# Cheap Grinder dedicated for Depth Gauges?



## JD Guy (Nov 15, 2022)

I am fairly new to my Oregon 520-120 and liking very much how I can bring back chains easily and properly from the unexpected “prizes” found in some trees.

There are a lot of $20 Chicago Electric ((Harbor Freight?) used grinders for sale on Fake Book Marketplace that look like brand new. I am curious if one of these would be OK to dedicate to depth gauges so as to not need to change the wheel and my set up on the Oregon 520? As it is now I check the rakers after the chains are back on the saws.

Thanks!


----------



## blades (Nov 16, 2022)

For years I did depth gauges that way. trick is to have a grinder that can be adjusted so that the axis of the wheel can be centered on the chain. other wise if you do not do each side seperately one will be higher than the other in most cases. Not all grinders have the fore / aft adj of the vise ( your 520 does)
Awhile back I went with a unit specifically designed for depth gauge adj. ( not cheap). It saves me large amount of time, but I sharpen chains commercially. time vs cost paid for itself in a couple months.


----------



## Sawdust Man (Nov 16, 2022)

JD Guy said:


> I am fairly new to my Oregon 520-120 and liking very much how I can bring back chains easily and properly from the unexpected “prizes” found in some trees.
> 
> There are a lot of $20 Chicago Electric ((Harbor Freight?) used grinders for sale on Fake Book Marketplace that look like brand new. I am curious if one of these would be OK to dedicate to depth gauges so as to not need to change the wheel and my set up on the Oregon 520? As it is now I check the rakers after the chains are back on the saws.
> 
> Thanks!


That's what I recently did..... went to horror freight and bought a new one for $40 or whatever they are.
Seems to work fine, and definitely saves time.
Of course it ain't no fine piece of machinery on anything, but it works.


----------



## JD Guy (Nov 16, 2022)

I appreciate the replies y’all . i am only grinding chains for myself and two sons so maybe adding another tool really isn’t necessary but it sure seems like one of those “el cheapo“ grinders would be simple to setup for depth gauges. Good point @blades, I didn’t consider that.

I have been giving the sons chains back to them with the instructions to check the depth gauges before using the chain.


----------



## flh69 (Dec 24, 2022)

Sawdust Man said:


> That's what I recently did..... went to horror freight and bought a new one for $40 or whatever they are.
> Seems to work fine, and definitely saves time.
> Of course it ain't no fine piece of machinery on anything, but it works.

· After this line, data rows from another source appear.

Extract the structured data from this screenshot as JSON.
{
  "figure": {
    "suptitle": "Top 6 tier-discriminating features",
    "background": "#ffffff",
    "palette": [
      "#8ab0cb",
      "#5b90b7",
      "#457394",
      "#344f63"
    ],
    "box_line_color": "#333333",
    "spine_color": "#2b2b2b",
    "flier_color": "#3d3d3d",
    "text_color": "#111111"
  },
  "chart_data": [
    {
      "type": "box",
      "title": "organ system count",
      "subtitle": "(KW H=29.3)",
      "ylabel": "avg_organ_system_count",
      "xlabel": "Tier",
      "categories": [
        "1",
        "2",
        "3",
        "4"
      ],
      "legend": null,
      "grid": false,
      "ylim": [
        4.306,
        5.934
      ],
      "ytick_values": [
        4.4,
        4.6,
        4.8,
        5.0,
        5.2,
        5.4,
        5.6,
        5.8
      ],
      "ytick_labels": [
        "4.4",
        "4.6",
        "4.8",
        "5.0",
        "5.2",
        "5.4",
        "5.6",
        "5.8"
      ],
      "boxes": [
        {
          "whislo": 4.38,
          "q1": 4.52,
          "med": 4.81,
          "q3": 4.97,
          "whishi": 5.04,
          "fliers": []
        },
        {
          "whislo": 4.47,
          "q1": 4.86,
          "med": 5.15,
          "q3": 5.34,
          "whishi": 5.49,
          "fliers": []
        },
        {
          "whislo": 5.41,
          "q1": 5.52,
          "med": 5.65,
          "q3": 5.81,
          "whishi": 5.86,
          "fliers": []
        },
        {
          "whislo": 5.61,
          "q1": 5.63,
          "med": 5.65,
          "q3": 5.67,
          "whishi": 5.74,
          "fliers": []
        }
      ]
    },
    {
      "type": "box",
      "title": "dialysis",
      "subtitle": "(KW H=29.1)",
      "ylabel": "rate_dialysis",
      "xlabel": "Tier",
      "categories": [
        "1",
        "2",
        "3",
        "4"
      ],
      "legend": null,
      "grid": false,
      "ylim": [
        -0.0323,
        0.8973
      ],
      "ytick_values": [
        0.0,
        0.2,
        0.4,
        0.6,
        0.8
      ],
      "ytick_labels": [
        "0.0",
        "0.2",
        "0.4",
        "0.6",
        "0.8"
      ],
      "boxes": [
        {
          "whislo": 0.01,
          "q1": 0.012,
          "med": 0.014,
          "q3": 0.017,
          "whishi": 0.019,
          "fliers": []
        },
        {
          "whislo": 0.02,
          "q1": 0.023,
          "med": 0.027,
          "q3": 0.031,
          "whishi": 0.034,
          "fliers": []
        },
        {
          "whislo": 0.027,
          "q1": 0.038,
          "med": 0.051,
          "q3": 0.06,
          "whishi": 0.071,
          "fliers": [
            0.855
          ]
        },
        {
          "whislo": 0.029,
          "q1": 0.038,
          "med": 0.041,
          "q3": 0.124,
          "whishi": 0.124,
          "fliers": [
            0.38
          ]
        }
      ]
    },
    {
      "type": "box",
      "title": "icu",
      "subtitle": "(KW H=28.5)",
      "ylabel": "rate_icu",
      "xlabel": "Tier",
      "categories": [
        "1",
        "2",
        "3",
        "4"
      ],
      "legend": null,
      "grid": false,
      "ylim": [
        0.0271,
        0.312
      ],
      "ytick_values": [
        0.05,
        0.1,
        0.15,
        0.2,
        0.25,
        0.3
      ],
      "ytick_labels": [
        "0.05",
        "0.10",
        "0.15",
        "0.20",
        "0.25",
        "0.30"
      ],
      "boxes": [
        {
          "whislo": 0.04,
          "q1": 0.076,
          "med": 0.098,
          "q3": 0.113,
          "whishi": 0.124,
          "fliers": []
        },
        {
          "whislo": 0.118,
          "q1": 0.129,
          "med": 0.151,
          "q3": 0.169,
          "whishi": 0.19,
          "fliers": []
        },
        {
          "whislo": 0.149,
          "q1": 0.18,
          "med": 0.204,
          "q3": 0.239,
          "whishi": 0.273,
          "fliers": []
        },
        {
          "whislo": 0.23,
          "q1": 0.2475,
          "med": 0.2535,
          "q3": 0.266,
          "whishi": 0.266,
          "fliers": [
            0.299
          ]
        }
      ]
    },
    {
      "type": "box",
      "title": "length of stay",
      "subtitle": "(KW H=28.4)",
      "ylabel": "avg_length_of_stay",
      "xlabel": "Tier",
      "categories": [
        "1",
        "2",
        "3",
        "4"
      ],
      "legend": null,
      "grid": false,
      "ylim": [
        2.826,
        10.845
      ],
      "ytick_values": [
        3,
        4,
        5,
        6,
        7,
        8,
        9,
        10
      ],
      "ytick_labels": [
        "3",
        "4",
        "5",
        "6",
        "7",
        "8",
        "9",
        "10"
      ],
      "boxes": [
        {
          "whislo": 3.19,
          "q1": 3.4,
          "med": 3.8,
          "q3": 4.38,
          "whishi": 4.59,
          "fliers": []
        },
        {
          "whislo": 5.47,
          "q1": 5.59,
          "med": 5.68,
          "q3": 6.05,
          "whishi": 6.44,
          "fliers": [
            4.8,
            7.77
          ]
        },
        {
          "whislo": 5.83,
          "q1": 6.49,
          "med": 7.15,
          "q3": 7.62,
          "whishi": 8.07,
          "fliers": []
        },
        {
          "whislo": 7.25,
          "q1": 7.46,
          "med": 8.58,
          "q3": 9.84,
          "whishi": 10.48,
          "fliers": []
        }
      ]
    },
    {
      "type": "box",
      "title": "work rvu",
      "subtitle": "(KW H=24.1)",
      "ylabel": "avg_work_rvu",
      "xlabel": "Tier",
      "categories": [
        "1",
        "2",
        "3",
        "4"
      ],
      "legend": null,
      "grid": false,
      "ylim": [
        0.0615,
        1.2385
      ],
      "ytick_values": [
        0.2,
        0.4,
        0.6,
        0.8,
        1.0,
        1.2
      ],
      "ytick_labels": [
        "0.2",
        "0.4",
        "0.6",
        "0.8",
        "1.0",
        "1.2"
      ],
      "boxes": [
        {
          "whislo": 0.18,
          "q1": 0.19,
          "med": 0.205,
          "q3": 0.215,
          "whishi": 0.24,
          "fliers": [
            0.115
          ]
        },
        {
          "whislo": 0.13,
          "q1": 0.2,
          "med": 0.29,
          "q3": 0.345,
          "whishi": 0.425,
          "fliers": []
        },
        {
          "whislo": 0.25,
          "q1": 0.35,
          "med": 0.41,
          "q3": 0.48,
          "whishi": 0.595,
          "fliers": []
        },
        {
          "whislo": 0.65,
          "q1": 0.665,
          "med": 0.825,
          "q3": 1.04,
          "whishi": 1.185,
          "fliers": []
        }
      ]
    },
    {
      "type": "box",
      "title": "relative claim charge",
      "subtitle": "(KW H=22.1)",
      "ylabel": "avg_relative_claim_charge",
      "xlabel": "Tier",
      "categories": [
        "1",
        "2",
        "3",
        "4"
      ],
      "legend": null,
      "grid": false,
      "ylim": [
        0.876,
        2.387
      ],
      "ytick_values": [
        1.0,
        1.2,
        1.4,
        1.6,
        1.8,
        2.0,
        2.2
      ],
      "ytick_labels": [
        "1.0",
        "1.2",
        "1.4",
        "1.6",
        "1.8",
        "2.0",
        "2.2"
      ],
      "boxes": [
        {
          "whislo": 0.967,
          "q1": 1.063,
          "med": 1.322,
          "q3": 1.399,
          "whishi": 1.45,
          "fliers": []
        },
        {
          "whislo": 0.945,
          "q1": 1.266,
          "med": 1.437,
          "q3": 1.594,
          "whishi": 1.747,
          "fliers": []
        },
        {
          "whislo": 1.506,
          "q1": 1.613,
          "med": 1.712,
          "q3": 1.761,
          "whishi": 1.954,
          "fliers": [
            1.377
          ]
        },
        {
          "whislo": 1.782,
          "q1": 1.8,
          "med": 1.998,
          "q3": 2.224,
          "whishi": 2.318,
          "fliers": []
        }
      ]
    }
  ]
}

Do you use the HF grinder to do rakers? If so is it adjustable that you can have the center of the wheel over the raker?


----------



## Sawdust Man (Dec 24, 2022)

flh69 said:


> Do you use the HF grinder to do rakers? If so is it adjustable that you can have the center of the wheel over the raker?


Yes, that's all we use it for.
It's pretty close to centered, but not adjustable.......so it is what it is.


----------